Em nossa visão, acreditamos que cada pessoa tem o direito de fazer ouvir sua voz e de manter esse vínculo tão precioso com seus entes queridos. É por isso que desenvolvemos ferramentas e compartilhamos conhecimentos para ajudar a fortalecer essa ponte. Este artigo tem como objetivo esclarecer sobre os distúrbios da fala relacionados à doença de Parkinson e, acima de tudo, apresentar técnicas concretas e ferramentas, incluindo nossos aplicativos, para acompanhar você e seus entes queridos no caminho de uma melhor comunicação.

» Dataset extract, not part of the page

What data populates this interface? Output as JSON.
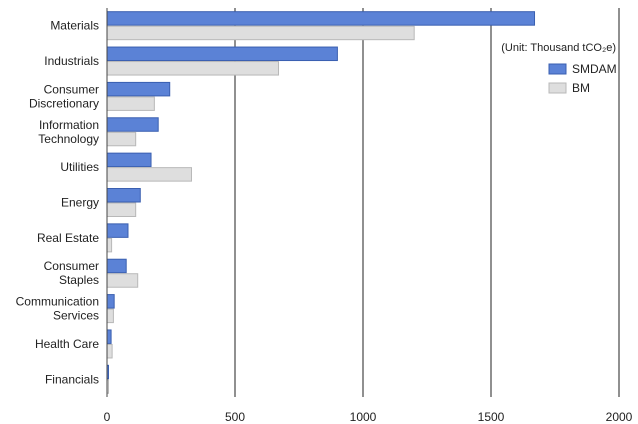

Antes de buscar soluções, é essencial entender por que a fala é afetada. Não se trata de um problema de compreensão ou vocabulário, mas sim de um desafio motor. É como se o maestro (o cérebro) tivesse dificuldade em dar instruções claras e sincronizadas aos seus músicos (os músculos da fala).
Por que a fala é afetada?
A doença de Parkinson se caracteriza por uma diminuição da produção de dopamina, um neurotransmissor crucial para o controle dos movimentos. Essa carência leva aos sintomas motores bem conhecidos, como a lentidão (bradicinesia), a rigidez e os tremores.
Ela mobiliza com uma coordenação perfeita mais de uma centena de músculos: os do diafragma para a respiração, das cordas vocais para o som, da língua, dos lábios e das bochechas para a articulação.Quando esses músculos se tornam mais rígidos e menos reativos, todo o mecanismo emperra. A respiração é menos potente, a voz perde volume, as palavras são menos bem articuladas umas das outras. O termo médico para descrever esse conjunto de sintomas é dissartria hipocinética, sendo "hipo" significando "menos" e "cinética" referindo-se ao movimento.
As manifestações comuns: a voz que se apaga
A dissartria hipocinética pode se manifestar de várias maneiras, que variam de pessoa para pessoa. Reconhecer esses sinais é o primeiro passo para agir.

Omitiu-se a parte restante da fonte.